For FY18, It's Halftime; What Have We Learned?
From Washington Technology
As we move into the second half of the fiscal year, what can we take away from the last six months?
As most analysts have pointed out, we can say with some confidence that despite the budget chaos and uncertainty, the market continues to be strong. Both professional and IT services showed meaningful growth in the first quarter of fiscal 2018 and it is reasonable to expect that trend continued in the second quarter.
In addition, we now have a spending agreement that relieves the unnatural and problematic budget caps, at least for a few years. And that likely means even more growth.
And, of course, the long discussed consolidation of our industry appears to be upon us; a spate of deals has escalated talk about a restructuring of the industry.
But beyond those evident trends, there are other dynamics well worth considering. Indeed, a careful assessment of today’s market would be incomplete without recognizing an apparent undercurrent of customer dissatisfaction. And the two are inextricably linked.
This is not to say that companies have not, in the main, delivered as promised. Most have.
But customers are increasingly asking whether the choices they are presented with in a competition are really the best and most robust possible. This is a subtle but important change.
Instead of assuming, as has been too often true in recent years, that traditional contractors cannot be innovative, there is a growing sense that the core problem, as many of us have argued for a long time, lies in acquisition strategies, which rarely allow for any variation, let alone real innovation.
Put another way, there is a growing recognition that innovation -- be it from traditional or non-traditional providers -- is a product and reflection of the system under which solutions are procured. As such, more and more customers are looking for ways around that system.

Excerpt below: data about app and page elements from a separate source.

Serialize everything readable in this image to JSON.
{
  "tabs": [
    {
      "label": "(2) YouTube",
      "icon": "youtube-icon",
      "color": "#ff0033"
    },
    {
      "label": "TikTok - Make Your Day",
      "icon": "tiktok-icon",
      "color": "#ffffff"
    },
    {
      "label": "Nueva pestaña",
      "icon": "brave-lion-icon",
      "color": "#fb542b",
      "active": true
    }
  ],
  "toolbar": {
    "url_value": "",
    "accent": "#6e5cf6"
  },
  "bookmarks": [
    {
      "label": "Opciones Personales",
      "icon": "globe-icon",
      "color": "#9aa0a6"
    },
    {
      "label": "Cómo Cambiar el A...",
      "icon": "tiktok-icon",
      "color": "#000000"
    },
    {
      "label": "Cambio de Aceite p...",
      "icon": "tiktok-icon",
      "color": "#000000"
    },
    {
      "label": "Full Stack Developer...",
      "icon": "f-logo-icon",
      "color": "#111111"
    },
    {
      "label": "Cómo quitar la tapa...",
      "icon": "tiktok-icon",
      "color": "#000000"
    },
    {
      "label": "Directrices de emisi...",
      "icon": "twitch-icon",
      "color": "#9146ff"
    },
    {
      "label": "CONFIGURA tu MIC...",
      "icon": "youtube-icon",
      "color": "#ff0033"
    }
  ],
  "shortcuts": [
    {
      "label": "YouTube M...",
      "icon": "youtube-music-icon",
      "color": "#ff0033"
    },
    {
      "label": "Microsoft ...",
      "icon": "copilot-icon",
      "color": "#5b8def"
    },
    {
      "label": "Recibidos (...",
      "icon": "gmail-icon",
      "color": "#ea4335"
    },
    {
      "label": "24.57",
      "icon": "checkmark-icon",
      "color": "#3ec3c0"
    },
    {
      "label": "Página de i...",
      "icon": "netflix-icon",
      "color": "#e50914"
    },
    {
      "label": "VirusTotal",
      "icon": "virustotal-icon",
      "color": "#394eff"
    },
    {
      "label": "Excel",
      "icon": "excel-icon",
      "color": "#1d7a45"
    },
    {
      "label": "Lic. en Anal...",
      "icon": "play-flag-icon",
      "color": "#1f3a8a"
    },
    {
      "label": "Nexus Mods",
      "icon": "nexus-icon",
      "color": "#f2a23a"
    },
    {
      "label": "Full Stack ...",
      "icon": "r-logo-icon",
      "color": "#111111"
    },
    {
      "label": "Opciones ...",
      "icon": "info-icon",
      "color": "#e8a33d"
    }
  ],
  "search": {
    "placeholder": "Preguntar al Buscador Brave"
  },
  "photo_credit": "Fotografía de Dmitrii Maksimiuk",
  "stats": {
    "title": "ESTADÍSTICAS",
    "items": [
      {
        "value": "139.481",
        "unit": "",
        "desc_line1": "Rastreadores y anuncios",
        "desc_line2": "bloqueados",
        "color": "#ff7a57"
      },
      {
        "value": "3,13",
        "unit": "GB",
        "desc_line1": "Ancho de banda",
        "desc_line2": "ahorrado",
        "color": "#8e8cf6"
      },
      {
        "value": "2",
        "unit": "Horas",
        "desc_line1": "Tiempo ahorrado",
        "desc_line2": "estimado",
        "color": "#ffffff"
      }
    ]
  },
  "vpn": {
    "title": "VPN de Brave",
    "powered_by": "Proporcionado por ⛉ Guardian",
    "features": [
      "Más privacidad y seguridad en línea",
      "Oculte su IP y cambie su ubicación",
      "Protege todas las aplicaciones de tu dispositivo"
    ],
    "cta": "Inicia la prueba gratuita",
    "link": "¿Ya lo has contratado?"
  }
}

Nowhere is this more evident than in the dramatic growth in the use of Other Transaction Authorities. Designed to enable the government to access new and emerging technologies through contract vehicles not subject to the Federal Acquisition Regulation, their use has grown some 500 percent over the last few years, with more significant growth likely this year.
Moreover, where OTAs have traditionally been focused on emerging, mission-related technology, increasing numbers of them are targeting proven and scalable operational support and business system applications.
For example, U.S. Transportation Command has itself issued four OTAs in recent months, all of them focused on helping the command improve its service delivery.
Some argue that while OTA growth has been significant, it still remains only a fraction of federal contract spending.
And that is true. At last count, the total spent on OTAs was only a little over $2 billion.
However, focusing just on the absolute dollar figure misses the broader market implication: Many current and expected OTAs are intended to attack big challenges and are likely only the first step in major overhauls of, for example, core business systems.
In other words, the long-term value of seemingly modest, current OTAs could be very substantial. Moreover, change generally happens when the customer takes charge. And it is not unreasonable to see this trend as just that.
Finally, in recent years, various studies have documented a drop in average incumbent win rates, from something over 90 percent to closer to 80 percent.
But our research suggests yet another dimension: Incumbent win rates appear to be measurably higher for small and mid-tier firms and lower for large companies.
Of course, the data is imperfect, and, among other things, doesn’t always take into account the impacts of mergers and acquisitions. Nonetheless, that alone does not explain the differences.
Concerns about “vendor lock” are not new. And one cannot ignore the ways in which agile or modular strategies significantly change the role of integrators, or how these strategies and the emergence of what might be called the “app economy” open doors for smaller and mid-tier firms to be funnels for the kinds of innovations or solutions, at scale, in ways not previously possible.
In other words, while bulk still has its advantages, there are countervailing pressures that make others who lack similar bulk increasingly competitive and which enable different types of partnerships and business models. And the data suggests that those pressures are growing.
In the end, this confluence of factors not only has the potential to significantly change the competitive landscape, it is already doing so. And the implications are not insignificant.
For individual companies defining their current and future place in the market, it is important to recognize and account for shifting dynamics such as these.
To do otherwise could well be perilous.